My lover is mine and I am his. ~ Song of Songs 2:16

Passage: Song of Songs 2

During the last few years I have communicated with a number of wives and husbands who are concerned about their mates’ other relationships. The scenario goes like this:  

My mate is very good friends with someone of the opposite sex. He/she spends lots of time with this person either on the phone or in person. I even overhear him/her talking about me and our marriage. I have expressed concern over this friendship, but my spouse repeatedly tells me that they’re nothing but friends and I’m just being jealous.

Sometimes the friendship existed before the couple got married, so the mate has had a platonic-but-close friendship with this special friend for years and has no intention of putting boundaries on it. Often the spouse who is expressing concern feels deeply betrayed and frustrated. And well he or she should.

Many times what is going on is an emotional affair. Emotional affairs happen when a platonic friendship turns into a crush or thoughts are entertained such as, “If I were single, this is the person I’d go after.” Sometimes light flirting happens. When the spouse involved in the emotional affair gripes or puts down his or her spouse or discusses negatives about the marriage, verbal infidelity has occurred. Often verbal unfaithfulness coupled with an emotional affair leads to sexual infidelity.

Emotional affairs resemble a sexually chaste dating relationship. When coworkers have emotional affairs, they regularly do special things for each other, such as bake cookies or small repair jobs. They might walk to their cars together at the end of the day and spend breaks and lunchtime with each other. Many times when a man has an affair with his secretary, she starts out doing thoughtful, wifely things for him. This grows into a friendship, which blossoms into an emotional affair, which eventually becomes sexual.

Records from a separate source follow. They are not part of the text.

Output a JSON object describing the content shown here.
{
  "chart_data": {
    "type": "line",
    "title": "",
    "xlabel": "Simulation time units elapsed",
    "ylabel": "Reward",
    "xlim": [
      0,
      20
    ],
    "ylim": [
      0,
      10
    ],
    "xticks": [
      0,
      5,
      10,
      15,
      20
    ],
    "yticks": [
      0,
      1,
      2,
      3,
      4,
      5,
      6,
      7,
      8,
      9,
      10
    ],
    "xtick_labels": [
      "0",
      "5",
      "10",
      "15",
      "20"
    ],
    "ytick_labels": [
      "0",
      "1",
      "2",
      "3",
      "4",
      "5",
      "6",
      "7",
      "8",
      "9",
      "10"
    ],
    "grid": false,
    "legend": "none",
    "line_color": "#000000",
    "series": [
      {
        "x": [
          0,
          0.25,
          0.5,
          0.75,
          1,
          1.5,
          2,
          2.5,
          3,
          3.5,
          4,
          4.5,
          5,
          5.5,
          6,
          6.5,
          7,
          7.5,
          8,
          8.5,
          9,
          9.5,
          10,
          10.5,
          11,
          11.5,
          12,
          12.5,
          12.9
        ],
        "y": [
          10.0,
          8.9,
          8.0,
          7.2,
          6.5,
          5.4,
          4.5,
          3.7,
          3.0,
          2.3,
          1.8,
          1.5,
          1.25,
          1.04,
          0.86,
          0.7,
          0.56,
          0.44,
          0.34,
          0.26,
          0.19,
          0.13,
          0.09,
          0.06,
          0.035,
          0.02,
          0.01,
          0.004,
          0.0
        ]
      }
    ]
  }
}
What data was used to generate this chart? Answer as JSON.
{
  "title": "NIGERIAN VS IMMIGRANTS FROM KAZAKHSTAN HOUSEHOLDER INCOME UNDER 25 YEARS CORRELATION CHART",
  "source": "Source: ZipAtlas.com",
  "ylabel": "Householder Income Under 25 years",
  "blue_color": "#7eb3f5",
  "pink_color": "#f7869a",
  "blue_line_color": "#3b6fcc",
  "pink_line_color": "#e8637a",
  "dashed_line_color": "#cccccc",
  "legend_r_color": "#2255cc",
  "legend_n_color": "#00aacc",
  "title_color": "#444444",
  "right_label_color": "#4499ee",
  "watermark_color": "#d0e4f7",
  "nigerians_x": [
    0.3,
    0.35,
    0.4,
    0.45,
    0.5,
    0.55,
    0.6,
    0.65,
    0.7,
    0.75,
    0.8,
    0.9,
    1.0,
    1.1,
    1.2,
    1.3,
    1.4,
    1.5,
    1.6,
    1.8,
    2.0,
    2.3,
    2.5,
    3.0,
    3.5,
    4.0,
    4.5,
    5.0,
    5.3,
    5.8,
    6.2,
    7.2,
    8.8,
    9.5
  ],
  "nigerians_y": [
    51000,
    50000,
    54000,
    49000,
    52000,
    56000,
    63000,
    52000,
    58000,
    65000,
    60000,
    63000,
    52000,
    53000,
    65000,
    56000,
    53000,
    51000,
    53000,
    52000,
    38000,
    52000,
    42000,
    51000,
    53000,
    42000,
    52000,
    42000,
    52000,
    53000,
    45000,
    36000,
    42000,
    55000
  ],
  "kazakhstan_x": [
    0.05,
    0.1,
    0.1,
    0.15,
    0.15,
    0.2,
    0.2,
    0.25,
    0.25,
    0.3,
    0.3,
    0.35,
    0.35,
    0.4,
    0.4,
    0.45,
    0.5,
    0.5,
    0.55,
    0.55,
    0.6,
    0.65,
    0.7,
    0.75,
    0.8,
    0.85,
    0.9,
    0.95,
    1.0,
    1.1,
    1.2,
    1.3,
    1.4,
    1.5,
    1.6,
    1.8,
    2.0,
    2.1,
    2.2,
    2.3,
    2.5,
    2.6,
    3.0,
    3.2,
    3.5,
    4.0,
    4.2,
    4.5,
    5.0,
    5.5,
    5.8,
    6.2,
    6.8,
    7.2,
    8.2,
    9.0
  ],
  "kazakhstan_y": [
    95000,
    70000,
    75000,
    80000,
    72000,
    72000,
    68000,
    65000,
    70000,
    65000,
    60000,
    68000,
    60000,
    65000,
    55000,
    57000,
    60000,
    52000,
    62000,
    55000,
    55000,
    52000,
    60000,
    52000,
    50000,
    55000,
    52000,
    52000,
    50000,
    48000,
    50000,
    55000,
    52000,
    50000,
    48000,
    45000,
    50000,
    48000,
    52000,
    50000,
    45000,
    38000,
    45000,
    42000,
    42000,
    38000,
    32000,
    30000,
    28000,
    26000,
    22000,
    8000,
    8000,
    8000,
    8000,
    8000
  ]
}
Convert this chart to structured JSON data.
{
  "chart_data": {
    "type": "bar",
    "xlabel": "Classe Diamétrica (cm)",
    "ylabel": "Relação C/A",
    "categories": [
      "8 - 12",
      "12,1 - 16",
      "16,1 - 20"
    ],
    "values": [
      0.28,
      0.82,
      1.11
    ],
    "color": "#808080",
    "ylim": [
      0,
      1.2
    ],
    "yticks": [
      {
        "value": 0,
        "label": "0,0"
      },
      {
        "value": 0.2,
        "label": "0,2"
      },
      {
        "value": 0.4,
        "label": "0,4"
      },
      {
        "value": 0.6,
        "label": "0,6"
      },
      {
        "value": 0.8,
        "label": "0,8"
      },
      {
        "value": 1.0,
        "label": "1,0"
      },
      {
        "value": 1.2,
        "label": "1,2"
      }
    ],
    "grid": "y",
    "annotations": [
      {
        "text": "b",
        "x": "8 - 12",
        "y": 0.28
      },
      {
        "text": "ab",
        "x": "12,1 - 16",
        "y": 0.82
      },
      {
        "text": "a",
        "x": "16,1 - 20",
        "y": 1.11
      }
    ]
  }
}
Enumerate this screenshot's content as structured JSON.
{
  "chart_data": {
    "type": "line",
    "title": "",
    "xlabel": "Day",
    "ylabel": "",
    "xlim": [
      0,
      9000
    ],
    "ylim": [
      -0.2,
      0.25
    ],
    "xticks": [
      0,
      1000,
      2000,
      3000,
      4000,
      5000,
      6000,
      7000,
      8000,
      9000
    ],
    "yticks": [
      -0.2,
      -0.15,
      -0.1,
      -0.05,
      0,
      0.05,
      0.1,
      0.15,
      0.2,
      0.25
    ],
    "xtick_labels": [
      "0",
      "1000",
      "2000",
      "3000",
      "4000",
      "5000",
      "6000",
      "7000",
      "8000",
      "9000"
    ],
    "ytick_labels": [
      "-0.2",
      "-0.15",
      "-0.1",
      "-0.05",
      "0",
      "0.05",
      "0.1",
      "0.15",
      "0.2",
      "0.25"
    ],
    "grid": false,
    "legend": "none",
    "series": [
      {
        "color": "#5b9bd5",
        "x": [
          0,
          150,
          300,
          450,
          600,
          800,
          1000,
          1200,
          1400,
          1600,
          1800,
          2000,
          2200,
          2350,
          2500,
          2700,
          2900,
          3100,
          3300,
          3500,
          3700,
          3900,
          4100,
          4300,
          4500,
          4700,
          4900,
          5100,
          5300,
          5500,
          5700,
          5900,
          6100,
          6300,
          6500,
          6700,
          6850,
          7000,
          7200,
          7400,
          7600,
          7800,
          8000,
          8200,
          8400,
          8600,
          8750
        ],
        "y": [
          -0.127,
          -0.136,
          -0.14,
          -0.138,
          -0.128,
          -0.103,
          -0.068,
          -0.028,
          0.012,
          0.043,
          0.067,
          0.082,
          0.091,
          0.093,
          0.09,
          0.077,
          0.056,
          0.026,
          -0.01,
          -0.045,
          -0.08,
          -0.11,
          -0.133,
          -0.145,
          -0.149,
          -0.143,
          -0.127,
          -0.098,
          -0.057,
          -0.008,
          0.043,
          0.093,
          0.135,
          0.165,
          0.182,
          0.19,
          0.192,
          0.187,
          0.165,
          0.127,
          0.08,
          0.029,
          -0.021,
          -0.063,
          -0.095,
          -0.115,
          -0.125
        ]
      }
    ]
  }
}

In order to combat any chances of an emotional affair, some Christians run every time they see someone of the opposite sex. This is really only necessary if the person is spiritually, emotionally, or sexually weak. In such cases, the remedy lies in strengthening the marriage and his or her relationship with God to the point that fierce loyalty to the spouse and the Lord overrides temptation.

People have to work and interact with people of the opposite sex. In our ministry, my husband and I are surrounded by male and female acquaintances and associates. We’re both very careful to not let any of these friendships grow into a relationship that might lead to an emotional affair. If we sense someone is too interested, Daniel and I report to each other with a “What do you think? Am I being paranoid or do you think this person might be trying to warm up to me?” Many times Daniel and I validate what the other is sensing. Then we quietly put boundaries on that person. I’ve found that sometimes Christians who are wholly dedicated to the Lord can go from one emotional affair to another without realizing or recognizing what’s happening.

Occasionally baking cookies for business associates or walking to a vehicle together or having a business-related lunch doesn’t automatically mean someone is having an emotional affair. These deeds can be a necessity or simply a polite consideration and nothing more. However, it’s wise to be on guard so that habitual kindnesses don’t grow into more…not only for you, but also for the other party.

As the outgoing, friendly sort who talks to everyone, I’ve learned the hard way that those who are emotionally needy can view the offer of friendship as something more personal and serious. Now that I’m a much older and wiser woman, I’m polite but careful to never give men a reason to think I’m available emotionally or otherwise. I also frequently mention God, my husband, and my family and keep conversations benign.